Since the demand for property in the Algarve has increased during the last years, we are finding that more and more houses for sale have illegal extensions, unauthorised swimming pools or missing documents. Is it dangerous to buy such properties? Many foreigners are reluctant to do so because they are not adequately informed.

The reason that there are still an enormous number of unauthorised buildings, extensions and swimming pools in the Algarve is historically due to the laisser-faire of the homeowners and the municipalities. Looking back, the process for building a swimming pool or converting an existing house was as slow, costly and cumbersome as the process for building a new house. Approval times for projects took (and still take) years not months. As a result, many locals and foreigners have taken the easier and cheaper route and built without permission, only to legalise it afterwards instead of following the correct procedure. As there is still little control over illegal construction (rarely do municipalities send people out to look for violations), there was no incentive to legalise unauthorised construction.

Today, the construction of buildings is subject to certain legal regulations and permits and illegal constructions are penalised. Your lawyer might advise you to watch out and if in doubt, don’t take any chances. Ask your lawyer to analyse the situation carefully so you don’t miss out on a good opportunity. First, it is important to identify the unauthorised parts. As property and building records in Portugal are still very inconsistent, it is not always easy to find out which parts of a property are correctly licensed.

Ask for plans of the property stamped by the municipality. Once you have the stamped plans, compare them with the actual property. Your estate agent should be able to help you with this. However, there are properties that are exempt from residential licensing and for these there are no registered plans. In such case, you should go to the municipality and check all the existing documents.

Imagine, you found the perfect property in the Algarve but it turns out that it is not completely legal, what should you do? Don’t panic, make an objective analysis. In many cases, the unauthorised parts are not of great importance. Just because a property has some illegal parts doesn’t mean it can’t be sold or that you shouldn’t buy it. However, if the alterations or additions cannot be legalised, make sure you are aware of the consequences. Have your estate agent explain this to you.
It is worth noting that some properties (especially those that do not require a residential licence) have unclear documentation. This means that it is often not possible to define exactly what is approved, then you might want to consult an architect.

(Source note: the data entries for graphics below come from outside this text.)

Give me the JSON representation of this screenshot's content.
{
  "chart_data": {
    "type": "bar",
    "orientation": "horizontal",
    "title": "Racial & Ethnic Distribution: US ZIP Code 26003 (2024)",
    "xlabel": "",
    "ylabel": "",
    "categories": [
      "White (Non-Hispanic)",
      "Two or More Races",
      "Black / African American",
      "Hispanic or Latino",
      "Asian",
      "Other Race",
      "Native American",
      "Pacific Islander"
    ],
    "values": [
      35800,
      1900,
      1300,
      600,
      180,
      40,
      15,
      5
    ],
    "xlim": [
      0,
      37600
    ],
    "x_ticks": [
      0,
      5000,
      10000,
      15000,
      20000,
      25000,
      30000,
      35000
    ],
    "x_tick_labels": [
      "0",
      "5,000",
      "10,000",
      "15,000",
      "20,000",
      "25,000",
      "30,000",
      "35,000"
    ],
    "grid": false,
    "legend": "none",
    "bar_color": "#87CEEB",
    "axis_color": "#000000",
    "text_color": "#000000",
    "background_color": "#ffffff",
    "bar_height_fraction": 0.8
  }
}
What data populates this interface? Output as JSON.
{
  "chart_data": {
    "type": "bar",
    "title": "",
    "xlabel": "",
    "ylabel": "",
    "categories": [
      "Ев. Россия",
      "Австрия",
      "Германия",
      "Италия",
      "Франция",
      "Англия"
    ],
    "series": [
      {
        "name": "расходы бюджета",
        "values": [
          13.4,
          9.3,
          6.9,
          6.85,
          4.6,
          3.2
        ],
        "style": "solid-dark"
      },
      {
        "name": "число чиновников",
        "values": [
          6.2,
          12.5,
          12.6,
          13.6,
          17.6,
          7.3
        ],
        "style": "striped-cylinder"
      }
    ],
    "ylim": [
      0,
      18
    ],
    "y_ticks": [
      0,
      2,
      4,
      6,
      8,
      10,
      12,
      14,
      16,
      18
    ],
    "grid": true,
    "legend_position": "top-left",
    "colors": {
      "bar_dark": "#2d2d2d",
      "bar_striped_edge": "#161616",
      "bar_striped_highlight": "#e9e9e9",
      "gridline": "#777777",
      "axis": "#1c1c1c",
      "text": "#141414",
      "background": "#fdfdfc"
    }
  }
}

Don’t underestimate the location of the property you want to buy. If the property is located in one of the protected areas REN or RAN (ecological or agricultural protected area), the future legalisation becomes more complicated, as approval is required from the bodies responsible for these areas. Additional building restrictions are often imposed, such as a reduction of the permitted built-up area or even a land charge that prevents the sale of the property for 10 years.

Building regulations have also become stricter within the last few years. It is likely that planning regulations might have changed since the original building was constructed. If the existing building does not comply with current planning regulations, it may be difficult (and in some cases impossible) to legalise it. The most common problems are that the property is too close to the site boundary, that the built area is larger than permitted or that the house has more storeys than stated in the documents.

It is often said that an illegal house is not eligible for a mortgage. This is not entirely correct. You can buy a property with unauthorised parts and get a mortgage. In most cases, the bank’s appraiser will put a value of zero on the unauthorised parts, which will reduce the amount the bank is willing to lend you. If a regularisation process is underway at the time of the valuation, the appraiser may give two values: one ‘as-is’ and another once regularisation is complete.

Dealing with unauthorised parts of properties in the Algarve is an integral part of buying and selling property. If you are well informed and understand the implications and restrictions that exist, there is no reason why you cannot buy a property with unauthorised parts. It is always recommended to work with a reputable real estate agent or lawyer who can provide guidance and perform due diligence on any property you are interested in purchasing.